De délicieux enfants

Forcément, quand un nouveau texte de Flore Vesco parait, la lectrice groupie que je suis est dans tous ses états. Et quand il s’agit de revisiter un nouveau conte, alors la curiosité est à son comble. Dès le prologue, le ton est donné « une histoire d’ogre et de caillasse… la bonne blague ! » (…) « Dans ma chanson, il y aura des larmes, de la bile, des méchancetés et des enfants crus ». Les ingrédients pour bien trouiller. On en a l’eau à la bouche et les poils qui se hérissent, car on voit surgir l’ombre originelle du Petit Poucet et de l’Ogre, ainsi que son cortège de souvenirs d’enfance effrayants liées aux illustrations de Gustave Doré.

« Cela fait des jours que les écuelles sont vides, tout comme les estomacs. Dans leur maison au fond des bois, le père et la mère désespèrent de nourrir leur chère progéniture. Sept bouches voraces. Sept enfants espiègles qui ont déjà bien grandi. Sauf Tipou.

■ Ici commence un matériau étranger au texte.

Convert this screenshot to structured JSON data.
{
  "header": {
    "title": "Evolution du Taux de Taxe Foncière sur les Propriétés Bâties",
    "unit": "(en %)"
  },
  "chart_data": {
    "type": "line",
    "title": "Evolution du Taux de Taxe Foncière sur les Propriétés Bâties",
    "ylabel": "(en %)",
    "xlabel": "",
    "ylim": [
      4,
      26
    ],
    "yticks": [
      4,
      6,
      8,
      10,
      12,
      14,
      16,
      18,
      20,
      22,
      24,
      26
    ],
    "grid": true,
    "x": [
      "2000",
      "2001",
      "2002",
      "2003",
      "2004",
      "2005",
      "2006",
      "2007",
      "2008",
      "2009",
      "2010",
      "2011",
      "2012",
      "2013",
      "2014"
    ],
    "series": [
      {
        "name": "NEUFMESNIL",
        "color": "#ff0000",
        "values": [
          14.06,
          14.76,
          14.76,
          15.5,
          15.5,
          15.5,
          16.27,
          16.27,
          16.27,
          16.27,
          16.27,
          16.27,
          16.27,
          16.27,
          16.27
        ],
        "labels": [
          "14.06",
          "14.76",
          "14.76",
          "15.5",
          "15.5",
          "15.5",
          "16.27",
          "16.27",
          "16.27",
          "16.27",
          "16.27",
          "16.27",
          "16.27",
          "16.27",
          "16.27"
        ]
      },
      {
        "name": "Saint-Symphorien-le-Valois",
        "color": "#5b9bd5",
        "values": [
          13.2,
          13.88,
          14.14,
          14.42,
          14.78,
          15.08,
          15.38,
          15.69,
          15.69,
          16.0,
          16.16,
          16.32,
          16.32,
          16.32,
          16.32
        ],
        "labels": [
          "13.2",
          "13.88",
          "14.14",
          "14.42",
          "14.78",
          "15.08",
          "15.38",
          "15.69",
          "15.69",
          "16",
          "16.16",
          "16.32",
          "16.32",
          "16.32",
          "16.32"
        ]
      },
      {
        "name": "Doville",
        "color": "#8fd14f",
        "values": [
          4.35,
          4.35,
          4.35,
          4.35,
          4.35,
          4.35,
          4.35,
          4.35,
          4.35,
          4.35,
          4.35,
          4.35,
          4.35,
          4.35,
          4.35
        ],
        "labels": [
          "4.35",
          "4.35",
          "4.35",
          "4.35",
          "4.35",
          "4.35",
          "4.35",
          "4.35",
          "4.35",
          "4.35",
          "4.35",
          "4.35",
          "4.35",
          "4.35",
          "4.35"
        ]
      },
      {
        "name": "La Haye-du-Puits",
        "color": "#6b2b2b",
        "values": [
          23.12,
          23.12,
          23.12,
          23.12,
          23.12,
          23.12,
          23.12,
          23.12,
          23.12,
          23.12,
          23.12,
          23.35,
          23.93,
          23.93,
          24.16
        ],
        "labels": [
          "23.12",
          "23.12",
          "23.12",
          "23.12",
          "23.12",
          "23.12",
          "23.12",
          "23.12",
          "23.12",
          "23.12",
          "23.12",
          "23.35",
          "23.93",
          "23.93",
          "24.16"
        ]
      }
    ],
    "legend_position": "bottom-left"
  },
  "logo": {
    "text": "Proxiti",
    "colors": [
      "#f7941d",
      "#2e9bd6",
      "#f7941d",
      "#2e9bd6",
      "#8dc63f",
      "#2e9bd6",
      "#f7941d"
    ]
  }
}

Difficile de trouver sa place, quand on en prend si peu… Du haut de ses treize ans, Tipou rêve d’aventure. Cela tombe bien : la forêt noire et profonde cache d’inquiétants mystères. Qui sème ces feuilles et baies sanglantes ? Pour le découvrir il vous suffit, à vos risques et périls, de suivre les traces… »

Or, ce n’est pas juste un détournement que nous propose Flore Vesco, ce n’est pas une cabriole cabotine d’adaptation du conte, c’est un récit vibrant, actuel et viscéralement engagé, écrit dans un style d’une très grande force, sans artifice, où l’humour grinçant titille la noirceur du genre humain. Comme elle l’explique, le conte, cette culture partagée, est une matière malléable qui en passant au roman ouvre la voie à l’interprétation, au symbolique.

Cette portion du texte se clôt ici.